I was doing some work at a client facility recently and happened to be on site when these folks were entertaining the representative from their property insurer. While there was lots of discussion about processes for managing fire alarm and sprinkler system impairments (might be worth checking with your property insurer for their definition of an impairment – might be a little more restrictive than you might think, especially if you are using the 4-hour timeframe identified in the Life Safety Code / TJC standards), which I expected, there was a little more attention paid to emergency response plans, particularly in relation to utility systems failures, primarily as a function of business continuity.
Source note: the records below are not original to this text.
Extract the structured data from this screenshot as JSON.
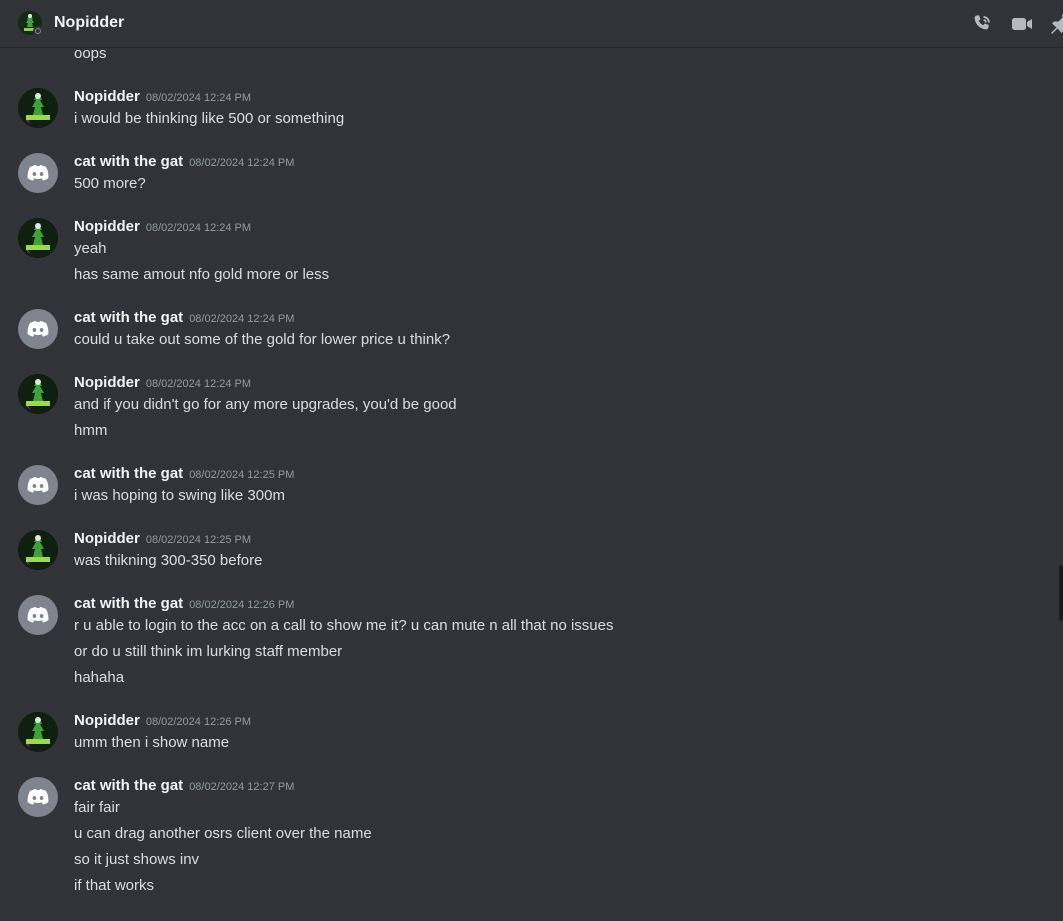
{
  "header": {
    "title": "Nopidder"
  },
  "first_line": "oops",
  "groups": [
    {
      "author": "Nopidder",
      "timestamp": "08/02/2024 12:24 PM",
      "avatar": "nopidder",
      "lines": [
        "i would be thinking like 500 or something"
      ]
    },
    {
      "author": "cat with the gat",
      "timestamp": "08/02/2024 12:24 PM",
      "avatar": "discord",
      "lines": [
        "500 more?"
      ]
    },
    {
      "author": "Nopidder",
      "timestamp": "08/02/2024 12:24 PM",
      "avatar": "nopidder",
      "lines": [
        "yeah",
        "has same amout nfo gold more or less"
      ]
    },
    {
      "author": "cat with the gat",
      "timestamp": "08/02/2024 12:24 PM",
      "avatar": "discord",
      "lines": [
        "could u take out some of the gold for lower price u think?"
      ]
    },
    {
      "author": "Nopidder",
      "timestamp": "08/02/2024 12:24 PM",
      "avatar": "nopidder",
      "lines": [
        "and if you didn't go for any more upgrades, you'd be good",
        "hmm"
      ]
    },
    {
      "author": "cat with the gat",
      "timestamp": "08/02/2024 12:25 PM",
      "avatar": "discord",
      "lines": [
        "i was hoping to swing like 300m"
      ]
    },
    {
      "author": "Nopidder",
      "timestamp": "08/02/2024 12:25 PM",
      "avatar": "nopidder",
      "lines": [
        "was thikning 300-350 before"
      ]
    },
    {
      "author": "cat with the gat",
      "timestamp": "08/02/2024 12:26 PM",
      "avatar": "discord",
      "lines": [
        "r u able to login to the acc on a call to show me it? u can mute n all that no issues",
        "or do u still think im lurking staff member",
        "hahaha"
      ]
    },
    {
      "author": "Nopidder",
      "timestamp": "08/02/2024 12:26 PM",
      "avatar": "nopidder",
      "lines": [
        "umm then i show name"
      ]
    },
    {
      "author": "cat with the gat",
      "timestamp": "08/02/2024 12:27 PM",
      "avatar": "discord",
      "lines": [
        "fair fair",
        "u can drag another osrs client over the name",
        "so it just shows inv",
        "if that works"
      ]
    }
  ],
  "icons": {
    "call": "phone-call-icon",
    "video": "video-camera-icon",
    "pin": "pin-icon",
    "discord": "discord-logo-icon"
  },
  "colors": {
    "background": "#313338",
    "author": "#f2f3f5",
    "text": "#dbdee1",
    "timestamp": "#949ba4",
    "discord_avatar": "#80848e"
  }
}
The rep was really keen to see the organization’s detailed response plans for the normally-anticipated failures and it prompted the thought that, in these days of the (at least somewhat) monolithic 96-hour assessment/response plan dynamic, whether we’re best served by having really in-depth, specific response plans, or if we’re better off with what amounts to a bullet list of strategies for managing the risks and vulnerabilities inherent in a particular failure event. So my question to you is this: How “deep” do your response plans go? Are we talking lots of details or is it more or less a response framework that requires a little more intuition/familiarity on the part of your incident commander?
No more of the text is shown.